In Python len() on a bytes type gives you the number of bytes, and len() on a str type gives you the number of codepoints. I think that makes sense, as strings are only intended to deal with text, and you should never have to worry about byte indexing at all.
As someone who has done both, I'd say that argument is wrong. It is much more convenient to index by code point. Indexing by bytes is almost always what you don't want to do, and leads to a lot of errors.
In many cases it's not very useful, but there are clearly cases where it is, e.g. if you want to normalize text, compose/change emojis, stuff like that.
A codepoint is the "smallest useful addressable unit" when dealing with Unicode text, so it makes sense that's the default.
It's also comparatively expensive to address grapheme clusters.
> In many cases it's not very useful, but there are clearly cases where it is, e.g. if you want to normalize text, compose/change emojis, stuff like that.
I can see that iterating through by codepoint could be useful for some of those cases, but I still can't see why you'd ever want to index by codepoint?

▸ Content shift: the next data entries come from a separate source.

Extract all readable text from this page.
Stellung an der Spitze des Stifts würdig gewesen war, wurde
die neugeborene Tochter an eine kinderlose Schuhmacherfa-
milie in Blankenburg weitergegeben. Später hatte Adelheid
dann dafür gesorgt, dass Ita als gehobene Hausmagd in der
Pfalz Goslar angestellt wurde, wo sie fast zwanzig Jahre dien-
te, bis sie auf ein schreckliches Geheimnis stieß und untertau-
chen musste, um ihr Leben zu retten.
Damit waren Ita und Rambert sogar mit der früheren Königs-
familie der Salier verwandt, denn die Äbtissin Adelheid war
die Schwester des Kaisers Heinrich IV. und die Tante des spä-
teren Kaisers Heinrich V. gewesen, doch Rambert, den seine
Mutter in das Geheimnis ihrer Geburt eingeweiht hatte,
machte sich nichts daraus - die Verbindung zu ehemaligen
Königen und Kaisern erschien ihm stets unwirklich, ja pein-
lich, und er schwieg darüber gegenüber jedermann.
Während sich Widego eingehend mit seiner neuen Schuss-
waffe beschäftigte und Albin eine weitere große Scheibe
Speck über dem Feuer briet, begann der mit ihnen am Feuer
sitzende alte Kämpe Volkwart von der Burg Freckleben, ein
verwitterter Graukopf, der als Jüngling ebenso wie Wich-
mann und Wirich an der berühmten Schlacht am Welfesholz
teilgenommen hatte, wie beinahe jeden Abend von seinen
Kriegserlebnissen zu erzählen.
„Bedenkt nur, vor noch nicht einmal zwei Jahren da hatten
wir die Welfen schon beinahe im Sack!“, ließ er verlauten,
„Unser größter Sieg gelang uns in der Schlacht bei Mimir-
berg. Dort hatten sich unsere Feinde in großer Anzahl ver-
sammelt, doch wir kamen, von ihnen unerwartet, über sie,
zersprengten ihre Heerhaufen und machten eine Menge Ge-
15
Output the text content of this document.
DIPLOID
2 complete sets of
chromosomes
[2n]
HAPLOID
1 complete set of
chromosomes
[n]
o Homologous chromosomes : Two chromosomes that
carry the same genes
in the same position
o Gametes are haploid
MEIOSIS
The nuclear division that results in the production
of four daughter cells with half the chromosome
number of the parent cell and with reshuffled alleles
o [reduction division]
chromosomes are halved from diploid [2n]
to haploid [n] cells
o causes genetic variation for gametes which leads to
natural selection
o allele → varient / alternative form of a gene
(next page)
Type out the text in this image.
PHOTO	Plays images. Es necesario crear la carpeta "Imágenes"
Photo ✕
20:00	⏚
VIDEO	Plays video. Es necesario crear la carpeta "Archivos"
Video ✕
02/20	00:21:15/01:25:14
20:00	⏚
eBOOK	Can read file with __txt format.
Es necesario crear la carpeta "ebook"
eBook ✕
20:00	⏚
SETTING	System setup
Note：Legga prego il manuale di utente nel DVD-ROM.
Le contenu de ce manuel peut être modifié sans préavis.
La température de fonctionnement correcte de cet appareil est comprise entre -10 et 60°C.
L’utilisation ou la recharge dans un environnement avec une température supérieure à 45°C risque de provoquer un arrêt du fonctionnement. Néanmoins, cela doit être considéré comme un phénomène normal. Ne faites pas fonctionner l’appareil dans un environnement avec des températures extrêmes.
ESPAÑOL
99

For the same reason you want to index anything: to slice, remove, etc. stuff. e.g. to replace a skin tone in an emoji: "str[i] = 0x1f3ff", or to insert one: "str = str[:i] + 0x1f3ff + str[i:]".
But that's a pointlessly inefficient way to do it - surely what you want there is to iterate and transform rather than scan through and then slice? (And don't you need to group by extended grapheme cluster rather than codepoint anyway for that to make sense?)